(Data: Canalys Graphic: GT)
Chinese mobile phone manufacturer Transsion Holdings surpassed South Korean conglomerate Samsung to become the top vendor in Africa in the first quarter of 2018, according to an industry report on Tuesday.
Analysts noted that the rise of the Shenzhen-based company in Africa points to its profound knowledge of the market and great cooperation with local telecommunication operators.
According to a report released by market analysis company Canalys on Tuesday, Tecno, iTel and Infinix, which are all sub-brands of Transsion, overtook Samsung with a 38 percent market share in the first quarter, compared with a 23 percent share for Samsung.
China's Huawei was ranked as the No 4 vendor in the quarter, with a 7 percent market share, down by 3 percent from the first quarter of 2017, said the report.
Zhang Yi, CEO of iiMedia Research, told the Global Times on Wednesday that given the fierce competition in the Chinese smartphone market, Transsion had taken a different path from most of its domestic competitors by seeking growth in the African market.

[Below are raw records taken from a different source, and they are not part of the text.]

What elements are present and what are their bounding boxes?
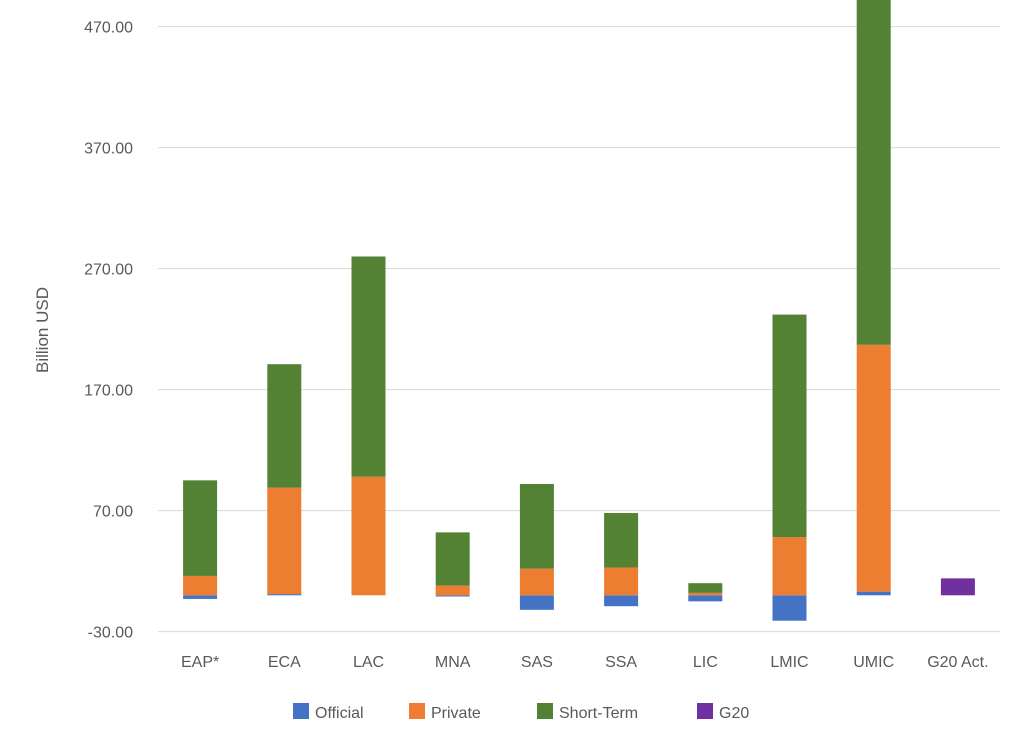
- bar-g20-g20-act-: [940, 578, 975, 596]
- bar-private-umic: [856, 344, 891, 592]
- bar-short-term-umic: [856, 0, 891, 345]
- x-tick-label: ECA: [268, 654, 301, 671]
- legend-label: Private: [431, 705, 481, 722]
- bar-short-term-mna: [435, 532, 470, 586]
- bar-private-sas: [519, 568, 554, 596]
- y-tick-label: 70.00: [93, 504, 133, 521]
- legend-swatch: [293, 703, 309, 719]
- x-tick-label: EAP*: [181, 654, 219, 671]
- bar-private-lac: [351, 476, 386, 596]
- legend-swatch: [697, 703, 713, 719]
- bar-short-term-lmic: [772, 314, 807, 538]
- x-axis-tick-labels: EAP* ECA LAC MNA SAS SSA LIC LMIC UMIC G20 Act.: [181, 654, 989, 671]
- bar-private-ssa: [604, 567, 639, 596]
- bar-official-eca: [267, 594, 302, 596]
- x-tick-label: LMIC: [770, 654, 808, 671]
- bar-official-lmic: [772, 595, 807, 621]
- bar-private-lic: [688, 592, 723, 596]
- bar-short-term-lic: [688, 583, 723, 593]
- y-axis-title: Billion USD: [33, 287, 52, 373]
- y-tick-label: 170.00: [84, 383, 133, 400]
- bar-official-mna: [435, 595, 470, 597]
- legend-label: G20: [719, 705, 749, 722]
- legend-label: Short-Term: [559, 705, 638, 722]
- bar-short-term-lac: [351, 256, 386, 477]
- y-tick-label: 370.00: [84, 141, 133, 158]
- y-tick-label: -30.00: [88, 625, 133, 642]
- y-tick-label: 270.00: [84, 262, 133, 279]
- bar-private-eca: [267, 487, 302, 595]
- legend-swatch: [409, 703, 425, 719]
- bar-official-ssa: [604, 595, 639, 607]
- bar-short-term-sas: [519, 483, 554, 569]
- bar-official-umic: [856, 591, 891, 596]
- bar-short-term-eca: [267, 364, 302, 488]
- legend: Official Private Short-Term G20: [293, 703, 749, 722]
- bar-private-lmic: [772, 537, 807, 596]
- x-tick-label: LIC: [693, 654, 718, 671]
- x-tick-label: UMIC: [853, 654, 894, 671]
- bar-private-mna: [435, 585, 470, 596]
- bars: [183, 0, 975, 621]
- bar-official-eap-: [183, 595, 218, 599]
- y-tick-label: 470.00: [84, 20, 133, 37]
- x-tick-label: SAS: [521, 654, 553, 671]
- bar-short-term-eap-: [183, 480, 218, 576]
- legend-label: Official: [315, 705, 364, 722]
- x-tick-label: LAC: [353, 654, 384, 671]
- x-tick-label: G20 Act.: [927, 654, 988, 671]
- bar-official-sas: [519, 595, 554, 610]
- legend-swatch: [537, 703, 553, 719]
- bar-official-lic: [688, 595, 723, 602]
- x-tick-label: MNA: [435, 654, 471, 671]
- bar-private-eap-: [183, 575, 218, 596]
- bar-short-term-ssa: [604, 513, 639, 568]
- x-tick-label: SSA: [605, 654, 637, 671]
- y-axis-tick-labels: 470.00 370.00 270.00 170.00 70.00 -30.00: [84, 20, 133, 642]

Zhang attributed Transsion's success in the African market to the fact that the company had pursued sound cooperation with local telecommunications operators and carefully studied the consumption habits and ability of African consumers.
Transsion offers some special features for smartphones in the African market, said a market insider surnamed Chen.
For instance, there are no lights in the evening in some parts of Africa, so Transsion tried to strengthen the torch function on smartphones, according to Chen.
Chen said that although the brand is not widely known by Chinese consumers, it has achieved a firm foothold in the African market and will further expand its presence in other parts of the world.
The shipments of iTel to the world market reached 50 million in 2016, according to information posted on the website of Transsion.
Transsion would export 120 million smartphones to the global market in 2017 and sales in Africa are expected to reach 100 million, domestic news site sohu.com reported in November 2017, citing Zhu Zhaojiang, founder and CEO of Transsion.
Transsion's growth in Africa also shows that "development potential does not only arise in the Chinese market, but also in markets of other developing countries along the routes of the Belt and Road initiative," Zhang noted.
Zhu said that the company will continue explore emerging markets, including North Africa, India and the Middle East.
The Chinese phone producer grabbed a market that some large brands were not inclined to enter, said Liu Dingding, an independent technology analyst, adding that as the company is based in Shenzhen, a manufacturing hub in South China's Guangdong Province, it could make good use of local resources such as a logistics network that has grown fast in recent years.
But Liu described Transsion's business in Africa as an example of going down-market - the company sells low-quality, low-priced devices to low-income consumers.
"If Chinese smartphone makers hope to realize internationalization, they still need to explore the US and European markets and earn recognition from the mainstream markets," Liu said
Liu said that although Chinese smartphones including those of Huawei, Xiaomi and OPPO are enjoying increasing popularity in the overseas markets, they still have a long way to go if they want to beat global rivals like Apple and Samsung across the world.